The DREP-S vaccine candidate was found to be the most potent of the two investigational vaccine prototypes, eliciting high titers of SARS-CoV-2 neutralising antibodies after a single dose.
In a new preclinical study comparing the immunogenicity of two investigational DNA-based COVID-19 vaccines, researchers showed both prototypes induced potent immune responses in mice. One candidate, DREP-S, induced high titers of antibodies able to efficiently neutralise pseudotyped virus after a single immunisation.
The developers of the vaccine candidates highlighted the need for additional COVID-19 vaccines based on different strategies, stating different vaccine approaches have their advantages and disadvantages and may work synergistically to enhance efficacy.
“Although several vaccines against COVID-19 have been approved for emergency use, there are still concerns regarding the durability of immune responses after vaccination,” explained the study’s first author, Dr Inga Szurgot from the Department of Microbiology, Tumor and Cell Biology, Karolinska Institutet, Sweden. “Moreover, the vaccines that are based on mRNA molecules need to be stored and transported at ultralow temperatures. Maintaining such conditions can cause logistical problems and might not even be possible in many areas of the world where the need for vaccines is great.”
According to the team, their vaccines, based on a DNA-launched self-amplifying RNA (DREP) platform, are inexpensive, stable, easy to produce and should have a good safety profile. Their two vaccine candidates encode the genes for two different forms of the SARS-CoV-2 Spike (S) protein: DREP-S, an unmodified S protein; and DREP-Secto, an S ectodomain trimer stabilised in its prefusion conformation.
DREP vaccines are delivered as DNA that launches an RNA replicon upon delivery to host cells. An RNA replicon is a self-amplifying RNA molecule that produces multiple copies of a selected RNA sequence, in this instance the S proteins.
The DREP platform has previously been used to develop several vaccines that are now in clinical trials targeting various infectious viral diseases, including HIV, Ebola, chikungunya and HPV. According to the researchers, its self-amplification feature enables administration of lower doses and consequently might induce milder side effects. Two other advantages are that it does not require a cold chain during transportation and storage and that it is suitable for rapid adaptation to new virus variants.
In the study published in Scientific Reports, the team vaccinated mice and assessed the immunogenicity of the vaccines. They reported that while both were immunogenic – inducing binding and neutralising antibodies, as well as T cell responses – DREP-S was more potent, eliciting high titers of SARS-CoV-2 specific IgG antibodies.
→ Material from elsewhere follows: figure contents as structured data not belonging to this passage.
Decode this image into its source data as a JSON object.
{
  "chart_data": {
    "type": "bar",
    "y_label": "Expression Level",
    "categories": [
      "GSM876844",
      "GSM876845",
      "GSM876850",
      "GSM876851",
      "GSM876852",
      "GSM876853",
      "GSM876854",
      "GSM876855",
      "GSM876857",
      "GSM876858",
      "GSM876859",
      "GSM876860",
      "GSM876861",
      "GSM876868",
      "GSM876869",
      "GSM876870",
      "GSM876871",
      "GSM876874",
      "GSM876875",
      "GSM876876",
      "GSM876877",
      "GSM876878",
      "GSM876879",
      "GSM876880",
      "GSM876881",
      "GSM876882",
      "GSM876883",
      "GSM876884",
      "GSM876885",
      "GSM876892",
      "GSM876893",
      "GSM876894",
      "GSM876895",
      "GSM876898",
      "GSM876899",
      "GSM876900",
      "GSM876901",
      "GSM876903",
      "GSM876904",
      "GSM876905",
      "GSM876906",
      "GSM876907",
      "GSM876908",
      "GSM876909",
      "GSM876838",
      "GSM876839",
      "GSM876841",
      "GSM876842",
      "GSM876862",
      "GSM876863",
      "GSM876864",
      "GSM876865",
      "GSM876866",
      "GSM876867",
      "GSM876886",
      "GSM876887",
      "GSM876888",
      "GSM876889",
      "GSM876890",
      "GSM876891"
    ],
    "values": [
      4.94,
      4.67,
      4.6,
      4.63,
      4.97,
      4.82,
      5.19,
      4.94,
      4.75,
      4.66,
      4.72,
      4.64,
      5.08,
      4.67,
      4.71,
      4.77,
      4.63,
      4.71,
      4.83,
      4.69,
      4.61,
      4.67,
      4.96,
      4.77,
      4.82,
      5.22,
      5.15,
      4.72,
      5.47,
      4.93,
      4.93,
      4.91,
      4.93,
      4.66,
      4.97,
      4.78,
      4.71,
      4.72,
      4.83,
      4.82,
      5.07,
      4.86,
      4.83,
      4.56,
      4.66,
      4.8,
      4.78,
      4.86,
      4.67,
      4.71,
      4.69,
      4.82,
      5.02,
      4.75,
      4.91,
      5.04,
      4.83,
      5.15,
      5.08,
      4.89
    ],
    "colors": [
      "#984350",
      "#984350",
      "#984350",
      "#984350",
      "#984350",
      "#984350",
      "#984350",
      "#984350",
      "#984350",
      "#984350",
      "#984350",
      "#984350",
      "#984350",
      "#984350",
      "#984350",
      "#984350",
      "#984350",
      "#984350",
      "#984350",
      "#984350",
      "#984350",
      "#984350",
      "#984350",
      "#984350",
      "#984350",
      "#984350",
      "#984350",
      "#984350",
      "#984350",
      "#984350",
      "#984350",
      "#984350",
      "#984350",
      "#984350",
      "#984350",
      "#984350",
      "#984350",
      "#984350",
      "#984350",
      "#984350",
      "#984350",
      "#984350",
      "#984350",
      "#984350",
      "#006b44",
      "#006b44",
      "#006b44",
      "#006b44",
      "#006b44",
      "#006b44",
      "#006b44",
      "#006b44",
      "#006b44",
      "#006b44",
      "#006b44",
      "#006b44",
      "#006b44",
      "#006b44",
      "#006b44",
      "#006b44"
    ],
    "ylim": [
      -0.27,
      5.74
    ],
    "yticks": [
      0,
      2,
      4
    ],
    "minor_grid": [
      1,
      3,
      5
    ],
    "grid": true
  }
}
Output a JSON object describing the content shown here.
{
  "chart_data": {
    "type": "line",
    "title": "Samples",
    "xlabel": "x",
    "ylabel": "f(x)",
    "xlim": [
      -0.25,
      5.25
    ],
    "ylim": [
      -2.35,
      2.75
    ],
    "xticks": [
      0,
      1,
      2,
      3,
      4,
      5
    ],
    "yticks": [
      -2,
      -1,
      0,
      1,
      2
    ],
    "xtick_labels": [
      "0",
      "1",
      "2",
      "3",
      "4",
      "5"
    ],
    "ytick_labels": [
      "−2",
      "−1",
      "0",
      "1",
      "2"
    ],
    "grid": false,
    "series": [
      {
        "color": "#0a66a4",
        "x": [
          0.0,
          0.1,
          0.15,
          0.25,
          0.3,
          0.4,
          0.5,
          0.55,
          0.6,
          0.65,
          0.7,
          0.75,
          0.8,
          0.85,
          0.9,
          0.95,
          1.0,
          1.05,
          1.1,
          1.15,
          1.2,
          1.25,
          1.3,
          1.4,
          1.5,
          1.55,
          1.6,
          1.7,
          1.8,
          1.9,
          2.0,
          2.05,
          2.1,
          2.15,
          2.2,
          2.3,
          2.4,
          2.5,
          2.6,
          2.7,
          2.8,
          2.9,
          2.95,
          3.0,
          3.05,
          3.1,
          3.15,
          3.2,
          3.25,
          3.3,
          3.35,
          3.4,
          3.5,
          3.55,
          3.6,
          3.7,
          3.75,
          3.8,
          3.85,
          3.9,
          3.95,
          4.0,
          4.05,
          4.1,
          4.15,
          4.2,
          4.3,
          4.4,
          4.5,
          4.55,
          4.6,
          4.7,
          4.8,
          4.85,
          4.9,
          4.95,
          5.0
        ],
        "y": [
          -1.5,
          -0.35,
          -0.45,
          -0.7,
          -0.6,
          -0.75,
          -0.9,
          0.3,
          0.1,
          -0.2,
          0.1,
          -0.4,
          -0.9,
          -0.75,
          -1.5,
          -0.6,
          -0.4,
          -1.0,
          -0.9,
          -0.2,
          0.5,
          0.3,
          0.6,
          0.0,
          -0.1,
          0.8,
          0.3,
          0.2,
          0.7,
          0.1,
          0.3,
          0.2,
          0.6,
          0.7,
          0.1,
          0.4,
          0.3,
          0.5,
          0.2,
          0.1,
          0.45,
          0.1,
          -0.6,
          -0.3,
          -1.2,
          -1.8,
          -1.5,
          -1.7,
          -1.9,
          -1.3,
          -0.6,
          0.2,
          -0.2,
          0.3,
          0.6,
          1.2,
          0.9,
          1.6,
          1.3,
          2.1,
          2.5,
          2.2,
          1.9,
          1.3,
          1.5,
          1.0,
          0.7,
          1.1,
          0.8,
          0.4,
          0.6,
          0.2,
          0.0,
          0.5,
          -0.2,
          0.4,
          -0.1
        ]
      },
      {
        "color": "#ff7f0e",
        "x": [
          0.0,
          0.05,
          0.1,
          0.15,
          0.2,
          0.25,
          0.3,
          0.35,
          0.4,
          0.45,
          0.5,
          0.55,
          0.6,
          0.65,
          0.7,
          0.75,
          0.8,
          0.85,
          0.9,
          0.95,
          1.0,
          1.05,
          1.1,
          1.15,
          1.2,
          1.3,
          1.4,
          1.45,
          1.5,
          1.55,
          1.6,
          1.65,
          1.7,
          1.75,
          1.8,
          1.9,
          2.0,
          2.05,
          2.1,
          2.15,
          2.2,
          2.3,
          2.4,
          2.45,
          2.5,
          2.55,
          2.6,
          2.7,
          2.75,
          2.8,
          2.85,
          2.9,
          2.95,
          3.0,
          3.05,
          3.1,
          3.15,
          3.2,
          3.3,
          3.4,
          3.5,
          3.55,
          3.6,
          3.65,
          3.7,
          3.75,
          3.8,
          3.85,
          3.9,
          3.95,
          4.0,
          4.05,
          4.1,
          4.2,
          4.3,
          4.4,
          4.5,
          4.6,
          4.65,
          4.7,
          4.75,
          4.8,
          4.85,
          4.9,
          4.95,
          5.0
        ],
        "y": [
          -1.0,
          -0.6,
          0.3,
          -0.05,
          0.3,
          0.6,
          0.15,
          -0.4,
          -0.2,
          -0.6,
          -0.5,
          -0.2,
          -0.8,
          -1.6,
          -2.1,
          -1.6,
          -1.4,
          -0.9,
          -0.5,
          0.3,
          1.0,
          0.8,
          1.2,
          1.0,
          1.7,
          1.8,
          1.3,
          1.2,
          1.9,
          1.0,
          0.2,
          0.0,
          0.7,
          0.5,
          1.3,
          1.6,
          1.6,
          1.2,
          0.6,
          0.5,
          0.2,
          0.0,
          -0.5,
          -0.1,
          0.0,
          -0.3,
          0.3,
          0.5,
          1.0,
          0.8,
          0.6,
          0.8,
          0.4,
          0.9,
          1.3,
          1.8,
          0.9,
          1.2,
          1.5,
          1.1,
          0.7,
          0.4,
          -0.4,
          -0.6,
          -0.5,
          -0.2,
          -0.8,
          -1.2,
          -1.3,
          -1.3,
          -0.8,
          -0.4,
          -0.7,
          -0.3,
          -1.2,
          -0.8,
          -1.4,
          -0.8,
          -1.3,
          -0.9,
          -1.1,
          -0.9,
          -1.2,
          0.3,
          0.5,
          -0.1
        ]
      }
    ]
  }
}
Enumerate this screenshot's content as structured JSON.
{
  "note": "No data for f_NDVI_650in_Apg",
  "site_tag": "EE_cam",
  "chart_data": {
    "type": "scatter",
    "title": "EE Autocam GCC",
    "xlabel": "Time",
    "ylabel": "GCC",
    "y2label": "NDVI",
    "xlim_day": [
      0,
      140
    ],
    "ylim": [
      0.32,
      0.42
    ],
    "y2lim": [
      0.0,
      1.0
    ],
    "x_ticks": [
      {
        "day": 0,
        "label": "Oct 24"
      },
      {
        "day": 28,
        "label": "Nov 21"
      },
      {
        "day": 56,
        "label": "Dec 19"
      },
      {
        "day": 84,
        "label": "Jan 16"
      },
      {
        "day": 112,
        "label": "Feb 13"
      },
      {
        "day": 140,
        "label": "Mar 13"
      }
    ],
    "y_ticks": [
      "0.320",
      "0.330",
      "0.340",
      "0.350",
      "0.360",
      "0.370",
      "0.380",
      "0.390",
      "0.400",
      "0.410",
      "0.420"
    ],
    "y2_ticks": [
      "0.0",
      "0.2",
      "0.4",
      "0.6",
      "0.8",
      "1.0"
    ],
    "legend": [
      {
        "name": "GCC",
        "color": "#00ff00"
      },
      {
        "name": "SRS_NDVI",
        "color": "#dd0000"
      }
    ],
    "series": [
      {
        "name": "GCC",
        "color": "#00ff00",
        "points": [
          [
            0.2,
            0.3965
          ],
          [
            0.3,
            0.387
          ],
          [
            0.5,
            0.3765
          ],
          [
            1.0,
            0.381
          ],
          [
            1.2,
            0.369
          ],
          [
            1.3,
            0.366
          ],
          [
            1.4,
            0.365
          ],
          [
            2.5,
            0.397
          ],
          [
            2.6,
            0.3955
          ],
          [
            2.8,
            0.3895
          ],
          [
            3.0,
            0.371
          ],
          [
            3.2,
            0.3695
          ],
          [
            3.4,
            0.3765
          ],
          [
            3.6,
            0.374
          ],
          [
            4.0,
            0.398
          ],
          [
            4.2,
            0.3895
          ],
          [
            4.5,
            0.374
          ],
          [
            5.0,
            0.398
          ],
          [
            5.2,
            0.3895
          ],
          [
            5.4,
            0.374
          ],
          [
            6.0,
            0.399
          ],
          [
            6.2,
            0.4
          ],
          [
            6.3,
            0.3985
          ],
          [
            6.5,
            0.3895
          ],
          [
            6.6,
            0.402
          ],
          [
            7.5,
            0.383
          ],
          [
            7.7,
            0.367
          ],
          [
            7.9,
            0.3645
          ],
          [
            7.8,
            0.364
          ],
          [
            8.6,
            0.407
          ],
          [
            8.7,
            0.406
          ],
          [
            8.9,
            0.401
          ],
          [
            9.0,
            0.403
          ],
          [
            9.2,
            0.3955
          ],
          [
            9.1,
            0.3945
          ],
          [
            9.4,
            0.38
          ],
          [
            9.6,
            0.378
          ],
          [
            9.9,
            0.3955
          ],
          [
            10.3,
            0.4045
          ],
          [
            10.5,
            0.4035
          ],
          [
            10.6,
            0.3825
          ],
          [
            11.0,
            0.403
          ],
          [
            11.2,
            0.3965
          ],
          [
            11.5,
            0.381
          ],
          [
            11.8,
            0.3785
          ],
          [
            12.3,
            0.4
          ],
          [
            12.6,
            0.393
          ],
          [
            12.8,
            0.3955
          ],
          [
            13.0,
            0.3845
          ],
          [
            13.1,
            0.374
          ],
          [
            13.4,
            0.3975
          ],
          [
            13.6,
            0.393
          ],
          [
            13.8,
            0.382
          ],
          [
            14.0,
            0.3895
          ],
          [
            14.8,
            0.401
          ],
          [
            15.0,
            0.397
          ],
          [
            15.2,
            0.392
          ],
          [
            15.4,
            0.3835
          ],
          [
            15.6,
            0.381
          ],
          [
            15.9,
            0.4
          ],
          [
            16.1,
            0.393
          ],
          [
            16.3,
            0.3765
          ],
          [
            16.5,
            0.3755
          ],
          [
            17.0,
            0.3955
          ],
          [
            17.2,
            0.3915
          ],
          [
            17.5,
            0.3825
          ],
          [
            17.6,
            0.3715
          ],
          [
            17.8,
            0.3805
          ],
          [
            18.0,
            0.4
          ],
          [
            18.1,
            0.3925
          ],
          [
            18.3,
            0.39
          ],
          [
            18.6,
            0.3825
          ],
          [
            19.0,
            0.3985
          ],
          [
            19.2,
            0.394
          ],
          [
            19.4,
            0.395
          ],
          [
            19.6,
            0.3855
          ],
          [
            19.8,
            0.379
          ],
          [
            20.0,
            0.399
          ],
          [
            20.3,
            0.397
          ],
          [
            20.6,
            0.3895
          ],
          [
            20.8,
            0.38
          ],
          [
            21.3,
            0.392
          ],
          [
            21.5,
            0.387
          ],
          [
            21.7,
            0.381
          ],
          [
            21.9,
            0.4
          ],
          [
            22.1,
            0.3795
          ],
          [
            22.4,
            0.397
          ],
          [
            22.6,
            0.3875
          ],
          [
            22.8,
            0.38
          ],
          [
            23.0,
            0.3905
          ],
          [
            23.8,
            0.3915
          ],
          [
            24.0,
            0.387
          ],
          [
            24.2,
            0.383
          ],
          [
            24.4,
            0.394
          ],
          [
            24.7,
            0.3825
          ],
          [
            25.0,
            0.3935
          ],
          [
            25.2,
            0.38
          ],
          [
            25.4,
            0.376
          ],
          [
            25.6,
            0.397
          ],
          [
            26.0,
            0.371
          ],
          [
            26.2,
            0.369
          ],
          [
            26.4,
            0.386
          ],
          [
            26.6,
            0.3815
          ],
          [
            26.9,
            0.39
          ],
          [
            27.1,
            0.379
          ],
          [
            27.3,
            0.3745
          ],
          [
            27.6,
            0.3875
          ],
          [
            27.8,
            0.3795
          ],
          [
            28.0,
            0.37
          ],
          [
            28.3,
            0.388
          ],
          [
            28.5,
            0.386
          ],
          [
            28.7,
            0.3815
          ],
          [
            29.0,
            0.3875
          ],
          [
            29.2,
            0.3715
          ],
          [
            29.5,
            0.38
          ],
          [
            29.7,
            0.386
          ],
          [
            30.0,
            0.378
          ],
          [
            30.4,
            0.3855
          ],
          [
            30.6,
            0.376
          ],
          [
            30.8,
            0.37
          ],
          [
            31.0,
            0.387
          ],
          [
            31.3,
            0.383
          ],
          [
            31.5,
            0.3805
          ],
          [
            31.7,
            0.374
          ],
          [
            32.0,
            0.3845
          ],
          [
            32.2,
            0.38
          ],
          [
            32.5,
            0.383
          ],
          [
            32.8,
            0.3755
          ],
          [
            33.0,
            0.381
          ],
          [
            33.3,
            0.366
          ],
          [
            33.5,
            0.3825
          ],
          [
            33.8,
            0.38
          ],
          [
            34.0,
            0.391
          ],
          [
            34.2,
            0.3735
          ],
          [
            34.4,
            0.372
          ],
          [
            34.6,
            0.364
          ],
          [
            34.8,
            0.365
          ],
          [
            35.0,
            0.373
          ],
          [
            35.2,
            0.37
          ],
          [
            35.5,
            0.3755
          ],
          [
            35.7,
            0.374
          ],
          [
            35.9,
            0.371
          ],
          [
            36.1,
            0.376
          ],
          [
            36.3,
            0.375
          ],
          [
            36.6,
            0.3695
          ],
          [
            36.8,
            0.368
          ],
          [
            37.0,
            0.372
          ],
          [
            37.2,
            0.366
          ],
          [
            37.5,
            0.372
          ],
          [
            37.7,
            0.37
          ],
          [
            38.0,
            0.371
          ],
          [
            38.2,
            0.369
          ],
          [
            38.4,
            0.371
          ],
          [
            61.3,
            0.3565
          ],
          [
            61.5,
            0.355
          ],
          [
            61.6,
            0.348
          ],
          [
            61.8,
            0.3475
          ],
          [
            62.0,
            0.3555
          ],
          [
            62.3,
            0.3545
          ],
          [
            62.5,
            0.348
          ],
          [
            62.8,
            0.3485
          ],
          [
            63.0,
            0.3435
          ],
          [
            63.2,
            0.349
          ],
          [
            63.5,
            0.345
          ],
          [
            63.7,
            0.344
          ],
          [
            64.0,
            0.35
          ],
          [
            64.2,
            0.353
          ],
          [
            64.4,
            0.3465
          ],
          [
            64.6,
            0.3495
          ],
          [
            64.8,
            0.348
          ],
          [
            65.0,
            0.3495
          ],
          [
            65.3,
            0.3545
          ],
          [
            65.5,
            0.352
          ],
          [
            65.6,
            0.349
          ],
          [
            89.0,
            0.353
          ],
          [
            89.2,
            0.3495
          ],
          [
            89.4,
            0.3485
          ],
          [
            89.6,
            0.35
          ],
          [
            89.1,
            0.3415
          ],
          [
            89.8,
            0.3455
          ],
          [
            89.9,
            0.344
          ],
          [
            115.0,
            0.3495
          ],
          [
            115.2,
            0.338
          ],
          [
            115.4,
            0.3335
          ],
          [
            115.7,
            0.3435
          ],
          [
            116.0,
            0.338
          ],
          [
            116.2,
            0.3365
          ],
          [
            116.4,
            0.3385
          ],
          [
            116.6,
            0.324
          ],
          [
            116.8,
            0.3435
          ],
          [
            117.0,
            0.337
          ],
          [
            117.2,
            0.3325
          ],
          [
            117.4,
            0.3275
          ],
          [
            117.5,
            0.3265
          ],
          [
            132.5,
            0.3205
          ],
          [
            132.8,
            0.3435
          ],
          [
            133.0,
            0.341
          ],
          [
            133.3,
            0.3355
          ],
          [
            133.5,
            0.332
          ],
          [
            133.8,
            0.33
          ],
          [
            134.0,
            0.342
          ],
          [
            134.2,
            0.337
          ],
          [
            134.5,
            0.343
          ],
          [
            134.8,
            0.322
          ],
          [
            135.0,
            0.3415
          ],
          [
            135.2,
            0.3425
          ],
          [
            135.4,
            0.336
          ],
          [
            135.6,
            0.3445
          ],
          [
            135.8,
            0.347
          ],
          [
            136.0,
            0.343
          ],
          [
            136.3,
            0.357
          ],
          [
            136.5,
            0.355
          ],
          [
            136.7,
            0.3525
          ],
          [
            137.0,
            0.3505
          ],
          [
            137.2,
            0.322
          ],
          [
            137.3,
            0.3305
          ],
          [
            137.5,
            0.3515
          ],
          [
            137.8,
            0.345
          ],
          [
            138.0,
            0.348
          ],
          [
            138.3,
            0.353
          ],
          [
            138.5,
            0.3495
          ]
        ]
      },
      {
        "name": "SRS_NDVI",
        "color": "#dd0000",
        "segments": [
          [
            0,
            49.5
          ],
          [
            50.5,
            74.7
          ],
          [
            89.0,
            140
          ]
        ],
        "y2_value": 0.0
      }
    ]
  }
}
These antibodies were shown to efficiently neutralise pseudotyped virus after a single immunisation.
In addition, the researchers observed that a second vaccination with a different vaccine type, this one containing recombinant SARS-CoV-2 S protein, boosted the immune responses. This led the team to encourage the use of mixed vaccine modalities to combat SARS-CoV-2.
“Different vaccine approaches and platforms have their distinct merits and may work synergistically in regimens where a patient receives first immunization with one type of vaccine and second with a different type,” explained the study’s last author, Peter Liljestrom from Karolinska Institutet’s Department of Microbiology, Tumor and Cell Biology. “This approach often gives a better response and should be investigated further.”